Photo: Zelenskiy Official Telegram channel
As of March 20, 22,209 civilian casualties were recorded as a result of Russia’s all-out invasion of Ukraine, including 8317 killed and 13892 injured according to UN OHCHR. OHCHR believes that the actual figures are considerably higher, as the receipt of information from some locations where intense hostilities have been going on has been delayed and many reports are still pending corroboration. This concerns, for example, Mariupol (Donetsk region), Lysychansk, Popasna, and Severodonetsk (Luhansk region), where there are allegations of numerous civilian casualties. Since the start of the war, more than 1401 children have been injured or killed by Russian armed activities. 464 children were killed due to military activities, more than 937 children were injured mostly due to shelling and airstrikes.
8 113 170 individual Ukrainian refugees were recorded across Europe as of March 14.
16221 children have been reportedly taken to Russia according to Ukrainian government figures. On March 15, Ukrainian children were returned to Ukraine together with their parents and legal representatives.
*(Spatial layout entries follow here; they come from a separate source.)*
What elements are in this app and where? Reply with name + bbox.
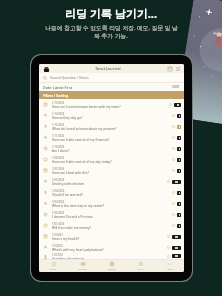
- button[interactable]: 1/11/2024: [39, 132, 184, 143]
- staticText: Avoiding old patterns: [52, 257, 85, 259]
- staticText: How is my health?: [52, 237, 80, 241]
- staticText: Will this make me money?: [52, 226, 91, 230]
- staticText: 1/03/2024: [52, 200, 65, 204]
- button[interactable]: Calendar: [166, 65, 173, 72]
- staticText: What's with my heart palpitations?: [52, 248, 104, 252]
- staticText: Am I alone?: [52, 149, 70, 153]
- button[interactable]: Spreads: [68, 260, 97, 272]
- staticText: I dreamt I kissed a Princess: [52, 215, 93, 219]
- staticText: Cards: [50, 267, 57, 270]
- button[interactable]: 12/28/23: [39, 242, 184, 253]
- staticText: Search Question / Notes: [50, 75, 89, 80]
- button[interactable]: Journal: [97, 260, 126, 272]
- staticText: 1/12/2024: [52, 123, 65, 127]
- button[interactable]: 1/02/2024: [39, 209, 184, 220]
- staticText: 12/27/23: [52, 253, 63, 257]
- staticText: 리딩 기록 남기기...: [65, 6, 157, 21]
- button[interactable]: 1/15/2024: [39, 99, 184, 110]
- staticText: Filters / Sorting: [43, 93, 68, 98]
- button[interactable]: 1/14/2024: [39, 110, 184, 121]
- button[interactable]: 1/05/2024: [39, 176, 184, 187]
- staticText: 짜 추가 가능.: [94, 32, 128, 40]
- staticText: Dealing with criticism: [52, 182, 85, 186]
- staticText: 1/04/2024: [52, 189, 65, 193]
- staticText: 1/02/2024: [52, 211, 65, 215]
- button[interactable]: Filters / Sorting: [39, 91, 184, 99]
- button[interactable]: Cards: [39, 260, 68, 272]
- staticText: 1/01/2024: [52, 222, 65, 226]
- button[interactable]: 1/01/2024: [39, 220, 184, 231]
- staticText: SORT: [172, 85, 180, 89]
- button[interactable]: 1/04/2024: [39, 187, 184, 198]
- staticText: How can I communicate better with my tea…: [52, 105, 121, 109]
- button[interactable]: 1/08/2024: [39, 154, 184, 165]
- staticText: Should I be worried?: [52, 193, 83, 197]
- staticText: How can I take control of my finances?: [52, 138, 110, 142]
- staticText: Learn: [137, 267, 144, 270]
- staticText: 1/15/2024: [52, 101, 65, 105]
- button[interactable]: More: [155, 260, 184, 272]
- button[interactable]: 1/12/2024: [39, 121, 184, 132]
- staticText: Spreads: [78, 267, 88, 270]
- staticText: How can I deal with this?: [52, 171, 89, 175]
- staticText: 1/08/2024: [52, 156, 65, 160]
- staticText: More: [167, 267, 173, 270]
- staticText: 나중에 참고할 수 있도록 리딩 저장. 메모, 질문 및 날: [45, 24, 178, 32]
- staticText: 12/28/23: [52, 244, 63, 248]
- staticText: Date: Latest First: [43, 85, 73, 90]
- button[interactable]: Learn: [126, 260, 155, 272]
- staticText: 1/05/2024: [52, 178, 65, 182]
- staticText: 1/14/2024: [52, 112, 65, 116]
- button[interactable]: 1/10/2024: [39, 143, 184, 154]
- staticText: How will my day go?: [52, 116, 83, 120]
- staticText: How can I take control of my day today?: [52, 160, 112, 164]
- staticText: 1/10/2024: [52, 145, 65, 149]
- button[interactable]: Menu: [174, 65, 181, 72]
- button[interactable]: Profile: [42, 65, 50, 73]
- staticText: Journal: [108, 267, 116, 270]
- staticText: What do I need to know about my present?: [52, 127, 117, 131]
- button[interactable]: SORT: [171, 84, 181, 90]
- staticText: 1/11/2024: [52, 134, 65, 138]
- button[interactable]: 1/03/2024: [39, 198, 184, 209]
- button[interactable]: 12/27/23: [39, 253, 184, 259]
- staticText: Tarot Journal: [95, 66, 121, 72]
- staticText: 12/30/23: [52, 233, 63, 237]
- staticText: 1/07/2024: [52, 167, 65, 171]
- button[interactable]: 1/07/2024: [39, 165, 184, 176]
- button[interactable]: Search Question / Notes: [39, 73, 184, 82]
- staticText: What is the next step in my career?: [52, 204, 105, 208]
- button[interactable]: 12/30/23: [39, 231, 184, 242]
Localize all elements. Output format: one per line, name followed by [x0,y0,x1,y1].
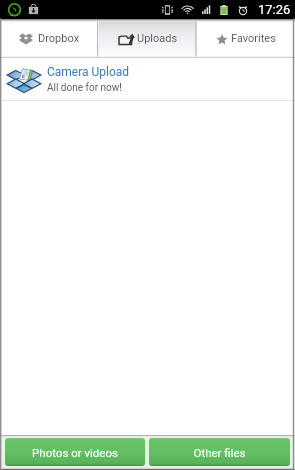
button[interactable]: Other files [149,438,290,466]
staticText: 17:26 [258,2,291,17]
staticText: Other files [193,446,246,459]
staticText: Dropbox [38,32,80,45]
button[interactable]: Dropbox [0,19,99,58]
button[interactable]: Uploads [99,19,197,58]
staticText: Camera Upload [47,65,130,79]
button[interactable]: Camera Upload [0,58,295,100]
staticText: All done for now! [47,82,122,94]
button[interactable]: Favorites [197,19,295,58]
button[interactable]: Photos or videos [5,438,145,466]
staticText: Photos or videos [32,446,118,459]
staticText: Favorites [231,32,276,45]
staticText: Uploads [137,32,178,45]
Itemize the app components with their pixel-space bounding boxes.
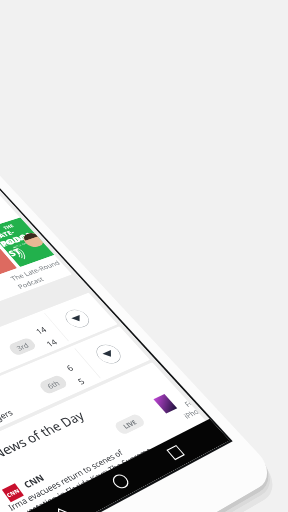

These are children from the cities of Kharkiv and Kherson regions, which were occupied at the beginning of the war.
Around 3000 civilians who remain in Bakhmut – out of a pre-war population of 72000 people – are in urgent need of assistance and protection. Due to the constant threat from ongoing hostilities, residents spend most of their time in basements, hiding from the fighting, with almost no access to essential services. Schools, hospitals and markets are non-functional, and the town is disconnected from water, electricity and gas supplies. Nearly 80% of houses in Bakhmut have reportedly been destroyed or severely damaged due to the active hostilities, according to the regional authorities.
A Memorandum of Understanding between the Government of Ukraine and the Energy Community Secretariat on increased cooperation in rebuilding Ukraine’s energy sector was signed on March 15. The parties discussed steps to further synchronize the energy systems of Ukraine and the EU as well as to increase the capacity to export and import electricity. The Memorandum provides support for priority projects for the construction and reconstruction of Ukraine’s energy infrastructure, as well as support for the restoration of alternative energy facilities. In addition, the parties will cooperate in preparing lawsuits against Russia to claim compensation for damage to the energy infrastructure.
On March 21, the European Union paid Ukraine the second tranche of macro-financial aid amounting to 1.5 billion euros from the package of 18 billion euros. Vice President of the European Commission Valdis Dombrovskis clarified that Ukraine has fulfilled the conditions for this payment, and has also appointed the head of the National Anti-Corruption Bureau.
Since the beginning of the full-scale invasion, the number of libraries in Ukraine has decreased by 2,358 (February 2022 – 14351, December 2022 – 11993). Thus, more than two thousand libraries cannot function due to the Russian invasion for various reasons. 47 Ukrainian libraries have been completely destroyed and cannot be restored. Another 434 have been damaged and need to be repaired. 42 Ukrainian libraries have completely lost their collections, and another 178 have partially lost their collections.
Agriculture production has decreased between 30-40% due to the war. One of the reasons is mines and explosives and land contamination. Currently the contaminated area equals territory the size of Britain, with the problem being most acute in the Kherson region.
The total number of damaged or destroyed objects of cultural heritage is more than 2148. Among them are 703 cultural buildings/palaces of culture, 348 religious buildings, 82 museums, and 22 theaters. As of February 25, 2023, 1322 cultural infrastructure facilities have been damaged as a result of Russian aggression, including 508 libraries. The most affected regions in terms of cultural and religious sites are the Kharkiv region, with 38.3%, the Donetsk region, with 16.2%, and the Luhansk region, with 7.5%.
In the year and a month since the start of the full-scale invasion, Russia has committed 505 crimes against journalists and media in Ukraine. In March 2023 eight freedom of speech violations committed by Russia were recorded. These include attacks on journalists and media offices, cybercrimes against Ukrainian media, and spreading Kremlin propaganda in the temporarily occupied territory of Zaporizhzhia oblast. In addition, four cases of cybercrime during the thirteenth month of the war were recorded.